Naturalmente il bipolarismo ha la sua panacea chimica, che ho assunto da una decina di minuti e magicamente la botta di malinconia si è sciolta diventando… boh, non c’è più e quindi va bene, o va male?

Pigliate na pasticca quindi, basta poco checcevò? Infatti, ma non è che il bi – polar – is – mo scompare, il puma ritorna nella tana ma quando avrà fame si riaffaccerà, verrà di nuovo a chiedere cibo e così via, fino alla fine, per sempre.

Per sempre non esiste è un altro titolo della madonna. Verso la fine degli anni ’00 avevo un blog che si intitolava così: “per sempre non esiste”, in origine si chiamava in un altro modo, mi ricordo ne cambiai il nome una domenica mattina alle nove, prima di andare a Parma, in un momento di merda, in un periodo di merda quando la colpa di tutto era sempre di altri e altre, bisognava cercare le colpe e vabbè.

Soccia la chimica è buonissima! Con la musica in sottofondo di A Beautiful Lie dei 30 Seconds to Mars mi sbatto sulla seggiolina e il dorso mobilita seguito dalle braccia, conseguenza della pillolina rosa. Alleggerire lo spirito e alleggerire l’anima, il corpo. Il buio e il nero rimangono amici perché tra persone sole ci si intende. Noi due cioè i miei me ora vanno d’accordo, soli e malinconici, ebbri di leggerezza sintetica e si vogliono bene. Comunicano tra farfalle nello stomaco e stimoli sfinterei, piacevoli per lo più.

Vorrei poter dormire come dorme la gatta, disintegrata sul cuscino di una sedia. Lei è musa e ispirazione, un ottimo modello di riferimento, senza rammarichi e illazioni, solo vane parole.

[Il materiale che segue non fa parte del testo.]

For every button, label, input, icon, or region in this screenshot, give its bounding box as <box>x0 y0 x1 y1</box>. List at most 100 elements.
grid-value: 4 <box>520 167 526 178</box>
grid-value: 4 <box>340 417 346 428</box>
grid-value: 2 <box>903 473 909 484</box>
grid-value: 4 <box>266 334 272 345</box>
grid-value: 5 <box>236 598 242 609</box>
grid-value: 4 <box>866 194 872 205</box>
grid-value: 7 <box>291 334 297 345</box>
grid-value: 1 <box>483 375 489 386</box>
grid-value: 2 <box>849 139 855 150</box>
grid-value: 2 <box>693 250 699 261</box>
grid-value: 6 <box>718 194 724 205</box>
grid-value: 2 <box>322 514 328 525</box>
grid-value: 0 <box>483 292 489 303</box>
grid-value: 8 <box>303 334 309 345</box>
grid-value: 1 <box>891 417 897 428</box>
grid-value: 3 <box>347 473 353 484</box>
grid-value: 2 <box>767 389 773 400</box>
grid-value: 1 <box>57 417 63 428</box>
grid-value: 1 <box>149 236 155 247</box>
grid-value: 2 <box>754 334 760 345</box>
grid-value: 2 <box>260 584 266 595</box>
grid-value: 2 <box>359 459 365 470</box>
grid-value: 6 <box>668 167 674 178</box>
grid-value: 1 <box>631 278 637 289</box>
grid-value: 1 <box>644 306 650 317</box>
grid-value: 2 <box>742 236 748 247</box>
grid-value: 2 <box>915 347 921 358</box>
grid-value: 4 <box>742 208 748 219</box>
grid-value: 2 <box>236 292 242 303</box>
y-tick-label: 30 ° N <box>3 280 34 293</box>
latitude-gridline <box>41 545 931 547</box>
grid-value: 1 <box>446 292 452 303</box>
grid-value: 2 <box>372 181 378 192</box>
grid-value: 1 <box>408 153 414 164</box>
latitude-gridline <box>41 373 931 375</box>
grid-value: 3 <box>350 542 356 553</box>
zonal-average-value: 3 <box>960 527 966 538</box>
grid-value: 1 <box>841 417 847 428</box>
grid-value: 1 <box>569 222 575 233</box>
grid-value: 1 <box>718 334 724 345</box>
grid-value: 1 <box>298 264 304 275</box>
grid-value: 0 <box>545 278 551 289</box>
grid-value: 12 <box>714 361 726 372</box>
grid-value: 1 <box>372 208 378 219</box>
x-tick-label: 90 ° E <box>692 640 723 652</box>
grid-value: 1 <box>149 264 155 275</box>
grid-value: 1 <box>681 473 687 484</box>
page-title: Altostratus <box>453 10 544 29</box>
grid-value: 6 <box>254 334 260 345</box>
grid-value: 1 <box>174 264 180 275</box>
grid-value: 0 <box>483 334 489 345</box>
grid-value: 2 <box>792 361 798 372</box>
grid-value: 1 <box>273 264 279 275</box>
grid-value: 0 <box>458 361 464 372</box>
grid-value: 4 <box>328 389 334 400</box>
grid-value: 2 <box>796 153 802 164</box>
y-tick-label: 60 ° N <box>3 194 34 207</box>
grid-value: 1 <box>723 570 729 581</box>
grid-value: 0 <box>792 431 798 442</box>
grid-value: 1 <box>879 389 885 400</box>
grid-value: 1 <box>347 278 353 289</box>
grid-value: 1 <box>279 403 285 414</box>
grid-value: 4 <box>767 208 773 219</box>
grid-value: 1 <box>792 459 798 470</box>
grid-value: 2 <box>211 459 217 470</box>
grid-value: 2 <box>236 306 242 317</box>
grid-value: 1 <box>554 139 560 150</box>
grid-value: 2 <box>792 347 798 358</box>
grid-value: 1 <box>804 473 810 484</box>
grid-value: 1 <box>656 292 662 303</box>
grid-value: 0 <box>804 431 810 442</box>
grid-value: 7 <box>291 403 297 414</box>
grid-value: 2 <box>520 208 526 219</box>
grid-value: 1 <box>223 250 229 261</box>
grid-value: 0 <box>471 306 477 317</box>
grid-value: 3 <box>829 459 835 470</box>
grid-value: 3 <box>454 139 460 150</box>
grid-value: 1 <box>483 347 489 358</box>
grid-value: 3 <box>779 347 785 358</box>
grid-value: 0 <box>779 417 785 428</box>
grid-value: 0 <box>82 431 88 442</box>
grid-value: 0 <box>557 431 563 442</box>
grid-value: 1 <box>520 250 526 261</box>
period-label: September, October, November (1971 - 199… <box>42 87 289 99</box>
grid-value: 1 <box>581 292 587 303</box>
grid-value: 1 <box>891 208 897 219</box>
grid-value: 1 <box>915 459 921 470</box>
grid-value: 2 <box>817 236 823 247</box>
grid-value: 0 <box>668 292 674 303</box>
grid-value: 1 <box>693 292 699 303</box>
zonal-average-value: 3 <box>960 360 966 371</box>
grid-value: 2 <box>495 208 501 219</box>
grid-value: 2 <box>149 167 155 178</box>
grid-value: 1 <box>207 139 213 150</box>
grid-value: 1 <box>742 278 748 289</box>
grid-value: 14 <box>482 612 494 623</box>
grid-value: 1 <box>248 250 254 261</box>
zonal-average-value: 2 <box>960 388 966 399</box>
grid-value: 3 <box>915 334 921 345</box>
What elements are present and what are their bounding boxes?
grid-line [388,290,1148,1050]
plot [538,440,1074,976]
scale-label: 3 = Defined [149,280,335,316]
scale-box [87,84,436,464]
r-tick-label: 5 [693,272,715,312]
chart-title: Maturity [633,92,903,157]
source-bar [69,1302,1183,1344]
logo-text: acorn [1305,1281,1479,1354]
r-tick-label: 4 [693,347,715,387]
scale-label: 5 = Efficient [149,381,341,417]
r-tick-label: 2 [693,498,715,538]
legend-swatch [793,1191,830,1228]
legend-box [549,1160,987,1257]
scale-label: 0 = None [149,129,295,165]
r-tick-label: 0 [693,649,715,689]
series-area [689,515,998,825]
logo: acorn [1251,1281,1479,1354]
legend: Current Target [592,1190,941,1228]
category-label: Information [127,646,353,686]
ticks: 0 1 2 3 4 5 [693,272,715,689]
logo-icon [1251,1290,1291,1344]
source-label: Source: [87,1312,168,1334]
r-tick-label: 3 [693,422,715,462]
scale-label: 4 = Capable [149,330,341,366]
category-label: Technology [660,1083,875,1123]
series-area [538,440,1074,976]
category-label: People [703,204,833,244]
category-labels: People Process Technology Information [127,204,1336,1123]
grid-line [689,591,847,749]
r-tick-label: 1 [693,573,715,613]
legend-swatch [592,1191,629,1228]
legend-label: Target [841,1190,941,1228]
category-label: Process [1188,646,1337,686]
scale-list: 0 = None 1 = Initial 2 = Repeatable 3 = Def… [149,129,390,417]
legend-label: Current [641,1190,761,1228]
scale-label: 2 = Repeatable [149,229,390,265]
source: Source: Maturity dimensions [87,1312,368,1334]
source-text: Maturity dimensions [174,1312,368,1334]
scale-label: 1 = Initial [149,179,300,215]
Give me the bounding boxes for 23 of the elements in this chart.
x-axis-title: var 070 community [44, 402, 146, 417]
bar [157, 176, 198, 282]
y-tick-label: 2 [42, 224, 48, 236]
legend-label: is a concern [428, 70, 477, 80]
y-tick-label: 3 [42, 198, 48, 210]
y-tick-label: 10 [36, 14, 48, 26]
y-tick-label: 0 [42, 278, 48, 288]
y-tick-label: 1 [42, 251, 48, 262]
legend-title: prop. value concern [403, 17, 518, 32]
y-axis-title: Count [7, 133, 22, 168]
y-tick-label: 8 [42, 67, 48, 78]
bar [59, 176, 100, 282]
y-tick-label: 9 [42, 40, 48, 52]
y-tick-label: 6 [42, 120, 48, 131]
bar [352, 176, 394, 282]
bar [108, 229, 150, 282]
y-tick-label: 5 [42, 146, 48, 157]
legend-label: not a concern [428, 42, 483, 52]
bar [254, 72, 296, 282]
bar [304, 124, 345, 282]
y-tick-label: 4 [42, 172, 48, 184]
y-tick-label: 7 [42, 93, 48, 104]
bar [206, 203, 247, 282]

Non mancherà poi molto, esorcizzare la fine con un buon bicchiere, di acqua sia chiaro, magari fagocitata in gola con un imbuto a pressione, facendola sembrare una tortura, una tortuga o una tartaruga anche va bene.

Le parole nascondono le parole veloci, alimentano palpitazioni e il cuore sbatte su se stesso. Ammalatevi e capirete lo splendore del rovescio della medaglia. Le droghe non sono una soluzione ma aiutano. Altro bel titolo possibile.